PWC 046 › Is the Room Open? (500 Doors)

This post is part of a series on Mohammad Anwar’s excellent Weekly Challenge, where hackers submit solutions in Perl, Raku, or any other language, to two different challenges every week. (It’s a lot of fun, if you’re into that sort of thing.)

The second of the challenges this week poses the following question (paraphrased):

Suppose we have 500 doors, and 500 employees. The first employee opens all the doors. The second employee closes every 2nd door (doors 2, 4, 6, … 500). The third employee closes every third door if it is open, or opens it if closed. And so on. Which doors are open after all 500 employees have been through?

I remembered toying with a very similar problem a few years ago. At the time, I actually wrote a terminal-based visualizer for it, which you can see in action below (the animated GIF is 1.7MiB, so it may take a few seconds to load on slower connections):

500 Doors

Have you spotted the pattern yet? Once the animation is finished, only the square numbers are lit up: 1, 4, 9, 16, etc. Let’s explore a purely programmatic approach to generating those numbers first:

Solution 1 › Literal Interpretation

The most obvious way to write up the solution is to do exactly what the challenge tells us to do: loop 500 times, and for each iteration $i, toggle every $ith door. I’m using logical XOR (exclusive-or) to toggle the values:

Raku

my %doors;
for 1..$doors -> $m {
    %doors{$m*$_} ^^= 1 for 1..$doors/$m;
}

And now we just need to pull out and print the hash keys we want (all the doors that are “open”, which means the hash value equal to 1, which in this case is equivalent to .value being defined):

say %doors.grep({ .value })».key».Int.sort;

Perl

my %door;
for my $m (1..$doors) {
    $door{$m*$_} ^= 1 for 1..$doors/$m;
}
say join ' ', grep { $door{$_} } 
              sort { $a <=> $b } keys %door;

As you can see, the solutions are very similar.

Solution 2 › Pure Math

The solution is the easy part. You don’t need a doctorate in mathematics to spot the pattern of square numbers in the solution, and writing the code is extremely easy:

say join ' ', map { $_ * $_ } 1..int sqrt $doors;   # Perl
say (1..$doors.sqrt.Int) »**» 2;                    # Raku

Informal Correctness “Proof”

The hard part is proving that your solution will always be correct, whether $doors is 500, 501, or any other positive integer. Your code isn’t much use if you can’t prove its correctness. I will explain informally, but the full proof is straightforward.

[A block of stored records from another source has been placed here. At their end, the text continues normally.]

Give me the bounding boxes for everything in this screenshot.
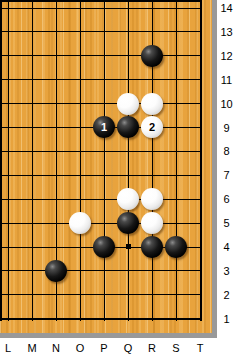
board-intersection[interactable]: [188, 235, 212, 259]
board-intersection[interactable]: [116, 44, 140, 68]
board-intersection[interactable]: [44, 139, 68, 163]
board-intersection[interactable]: [92, 307, 116, 331]
board-intersection[interactable]: [140, 259, 164, 283]
board-intersection[interactable]: [188, 20, 212, 44]
white-stone: 2: [141, 116, 163, 138]
board-intersection[interactable]: [92, 187, 116, 211]
board-intersection[interactable]: [164, 92, 188, 116]
white-stone: [141, 212, 163, 234]
board-intersection[interactable]: [68, 139, 92, 163]
board-intersection[interactable]: [0, 139, 20, 163]
board-intersection[interactable]: [68, 20, 92, 44]
board-intersection[interactable]: [164, 283, 188, 307]
board-intersection[interactable]: [44, 20, 68, 44]
board-intersection[interactable]: [20, 92, 44, 116]
board-intersection[interactable]: [92, 92, 116, 116]
board-intersection[interactable]: [20, 187, 44, 211]
board-intersection[interactable]: [44, 211, 68, 235]
column-coordinate-label: N: [44, 340, 68, 356]
board-intersection[interactable]: [92, 283, 116, 307]
board-intersection[interactable]: [0, 0, 20, 20]
board-intersection[interactable]: [164, 139, 188, 163]
board-intersection[interactable]: [0, 283, 20, 307]
board-intersection[interactable]: [116, 259, 140, 283]
board-intersection[interactable]: [188, 163, 212, 187]
black-stone: [117, 116, 139, 138]
board-intersection[interactable]: [164, 44, 188, 68]
board-intersection[interactable]: [164, 68, 188, 92]
white-stone: [141, 188, 163, 210]
board-intersection[interactable]: [0, 92, 20, 116]
board-intersection[interactable]: [140, 68, 164, 92]
board-intersection[interactable]: [0, 235, 20, 259]
board-intersection[interactable]: 1: [92, 116, 116, 140]
white-stone: [69, 212, 91, 234]
board-intersection[interactable]: [68, 235, 92, 259]
board-intersection[interactable]: [20, 139, 44, 163]
board-intersection[interactable]: [164, 211, 188, 235]
board-intersection[interactable]: [164, 163, 188, 187]
black-stone: [165, 236, 187, 258]
row-coordinate-label: 5: [217, 215, 236, 231]
board-intersection[interactable]: [44, 307, 68, 331]
row-coordinate-label: 4: [217, 239, 236, 255]
column-coordinate-label: L: [0, 340, 20, 356]
board-intersection[interactable]: [20, 0, 44, 20]
board-intersection[interactable]: [0, 68, 20, 92]
board-intersection[interactable]: [20, 283, 44, 307]
board-intersection[interactable]: [164, 307, 188, 331]
board-intersection[interactable]: [44, 259, 68, 283]
board-intersection[interactable]: [92, 20, 116, 44]
board-intersection[interactable]: [188, 283, 212, 307]
board-intersection[interactable]: [188, 259, 212, 283]
board-intersection[interactable]: [188, 116, 212, 140]
board-intersection[interactable]: [20, 68, 44, 92]
board-intersection[interactable]: [44, 68, 68, 92]
board-intersection[interactable]: [0, 307, 20, 331]
board-intersection[interactable]: [68, 187, 92, 211]
board-intersection[interactable]: [44, 92, 68, 116]
board-intersection[interactable]: [44, 163, 68, 187]
board-intersection[interactable]: [164, 20, 188, 44]
board-intersection[interactable]: [116, 116, 140, 140]
board-intersection[interactable]: [188, 68, 212, 92]
board-intersection[interactable]: [44, 283, 68, 307]
board-intersection[interactable]: [140, 0, 164, 20]
board-intersection[interactable]: [44, 116, 68, 140]
black-stone: 1: [93, 116, 115, 138]
row-coordinate-label: 11: [217, 72, 236, 88]
go-diagram: 12 1413121110987654321 LMNOPQRST: [0, 0, 236, 356]
board-intersection[interactable]: [188, 0, 212, 20]
black-stone: [141, 236, 163, 258]
white-stone: [117, 188, 139, 210]
board-intersection[interactable]: [140, 163, 164, 187]
black-stone: [93, 236, 115, 258]
column-coordinate-label: Q: [116, 340, 140, 356]
move-number-label: 2: [149, 122, 155, 133]
column-coordinate-label: O: [68, 340, 92, 356]
board-intersection[interactable]: [164, 259, 188, 283]
board-intersection[interactable]: [164, 116, 188, 140]
column-coordinate-label: S: [164, 340, 188, 356]
board-intersection[interactable]: [20, 307, 44, 331]
board-intersection[interactable]: [116, 92, 140, 116]
board-intersection[interactable]: [44, 187, 68, 211]
board-intersection[interactable]: [92, 44, 116, 68]
board-intersection[interactable]: [116, 211, 140, 235]
board-intersection[interactable]: [116, 139, 140, 163]
board-intersection[interactable]: [20, 116, 44, 140]
column-coordinate-label: T: [188, 340, 212, 356]
board-intersection[interactable]: [0, 44, 20, 68]
board-intersection[interactable]: [68, 283, 92, 307]
row-coordinate-label: 6: [217, 191, 236, 207]
board-intersection[interactable]: [68, 259, 92, 283]
board-intersection[interactable]: [92, 163, 116, 187]
board-intersection[interactable]: [20, 44, 44, 68]
board-intersection[interactable]: [140, 20, 164, 44]
board-intersection[interactable]: [68, 68, 92, 92]
row-coordinate-label: 2: [217, 287, 236, 303]
white-stone: [141, 93, 163, 115]
board-intersection[interactable]: [140, 307, 164, 331]
star-point: [126, 244, 131, 249]
board-intersection[interactable]: [116, 235, 140, 259]
board-intersection[interactable]: [20, 235, 44, 259]
board-intersection[interactable]: [140, 283, 164, 307]
board-intersection[interactable]: [44, 0, 68, 20]
board-intersection[interactable]: [140, 235, 164, 259]
board-intersection[interactable]: [116, 163, 140, 187]
board-intersection[interactable]: [116, 68, 140, 92]
board-intersection[interactable]: [188, 187, 212, 211]
board-intersection[interactable]: [20, 20, 44, 44]
board-intersection[interactable]: [140, 139, 164, 163]
row-coordinate-label: 10: [217, 96, 236, 112]
board-intersection[interactable]: [68, 307, 92, 331]
board-intersection[interactable]: [92, 235, 116, 259]
board-intersection[interactable]: [68, 92, 92, 116]
go-board: 12: [0, 0, 212, 333]
row-coordinate-label: 1: [217, 311, 236, 327]
board-intersection[interactable]: [140, 187, 164, 211]
board-intersection[interactable]: [164, 235, 188, 259]
board-intersection[interactable]: [0, 187, 20, 211]
row-coordinate-label: 3: [217, 263, 236, 279]
board-intersection[interactable]: [188, 211, 212, 235]
board-intersection[interactable]: [140, 92, 164, 116]
board-intersection[interactable]: [0, 20, 20, 44]
board-intersection[interactable]: [140, 211, 164, 235]
column-coordinate-label: M: [20, 340, 44, 356]
white-stone: [117, 93, 139, 115]
board-intersection[interactable]: 2: [140, 116, 164, 140]
row-coordinate-label: 7: [217, 167, 236, 183]
board-intersection[interactable]: [164, 187, 188, 211]
board-intersection[interactable]: [20, 211, 44, 235]
board-intersection[interactable]: [20, 259, 44, 283]
black-stone: [141, 45, 163, 67]
board-intersection[interactable]: [164, 0, 188, 20]
board-intersection[interactable]: [20, 163, 44, 187]
board-intersection[interactable]: [92, 68, 116, 92]
board-intersection[interactable]: [116, 0, 140, 20]
board-intersection[interactable]: [0, 163, 20, 187]
board-intersection[interactable]: [116, 20, 140, 44]
board-intersection[interactable]: [188, 139, 212, 163]
board-intersection[interactable]: [44, 44, 68, 68]
board-intersection[interactable]: [116, 283, 140, 307]
row-coordinate-label: 13: [217, 24, 236, 40]
move-number-label: 1: [101, 122, 107, 133]
board-intersection[interactable]: [0, 211, 20, 235]
board-intersection[interactable]: [68, 0, 92, 20]
board-intersection[interactable]: [0, 116, 20, 140]
board-intersection[interactable]: [92, 259, 116, 283]
board-intersection[interactable]: [116, 187, 140, 211]
board-intersection[interactable]: [92, 0, 116, 20]
row-coordinate-label: 12: [217, 48, 236, 64]
board-intersections: 12: [0, 0, 212, 331]
column-coordinate-label: P: [92, 340, 116, 356]
board-intersection[interactable]: [92, 211, 116, 235]
board-intersection[interactable]: [140, 44, 164, 68]
board-intersection[interactable]: [68, 44, 92, 68]
board-intersection[interactable]: [0, 259, 20, 283]
row-coordinate-label: 8: [217, 143, 236, 159]
column-coordinate-label: R: [140, 340, 164, 356]
board-intersection[interactable]: [44, 235, 68, 259]
board-intersection[interactable]: [116, 307, 140, 331]
board-intersection[interactable]: [188, 307, 212, 331]
board-intersection[interactable]: [68, 116, 92, 140]
board-intersection[interactable]: [188, 92, 212, 116]
row-coordinate-label: 9: [217, 120, 236, 136]
black-stone: [117, 212, 139, 234]
board-intersection[interactable]: [188, 44, 212, 68]
board-intersection[interactable]: [92, 139, 116, 163]
black-stone: [45, 260, 67, 282]
board-intersection[interactable]: [68, 163, 92, 187]
row-coordinate-label: 14: [217, 0, 236, 16]
board-intersection[interactable]: [68, 211, 92, 235]
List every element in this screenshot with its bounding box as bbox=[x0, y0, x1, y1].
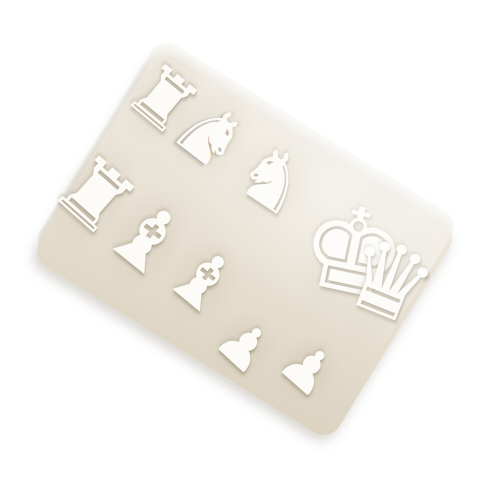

(1) If a door is initially closed and you toggle it an even number of times, it will be closed. But with an odd number of toggles, it will be open.

(2) Notice that every time we toggle a door, we are working with a factor of that door number. The number 12, for example, has factors of 1, 2, 3, 4, 6, and 12. In the language of the challenge, only those six employees will open or close door 12. 12 has six factors (even), so door number 12 will be closed.

What about 16, a square number? 16 has factors 1, 2, 4, 4, 8, and 16. But employee 4 is still only going to come around once! (In other words, we only care about unique factors.) Since 16 has an odd number of unique factors (five), door 16 will be open.

Finally, we need only demonstrate now that square numbers always have an odd number of unique factors, whereas non-square numbers will always have an even number of unique factors. All factors come in pairs (because you have to multiply a factor by another factor, e.g.: 1 × 16, 2 × 8, 4 × 4), therefore every number has an even number of factors. But in the unique case of square numbers, the square root is multiplied by itself, but we only count it as a unique factor once, thus only square numbers have an odd number of unique factors, thus only the square numbered doors are open (thus, this hotel could cut over 95% of its staff).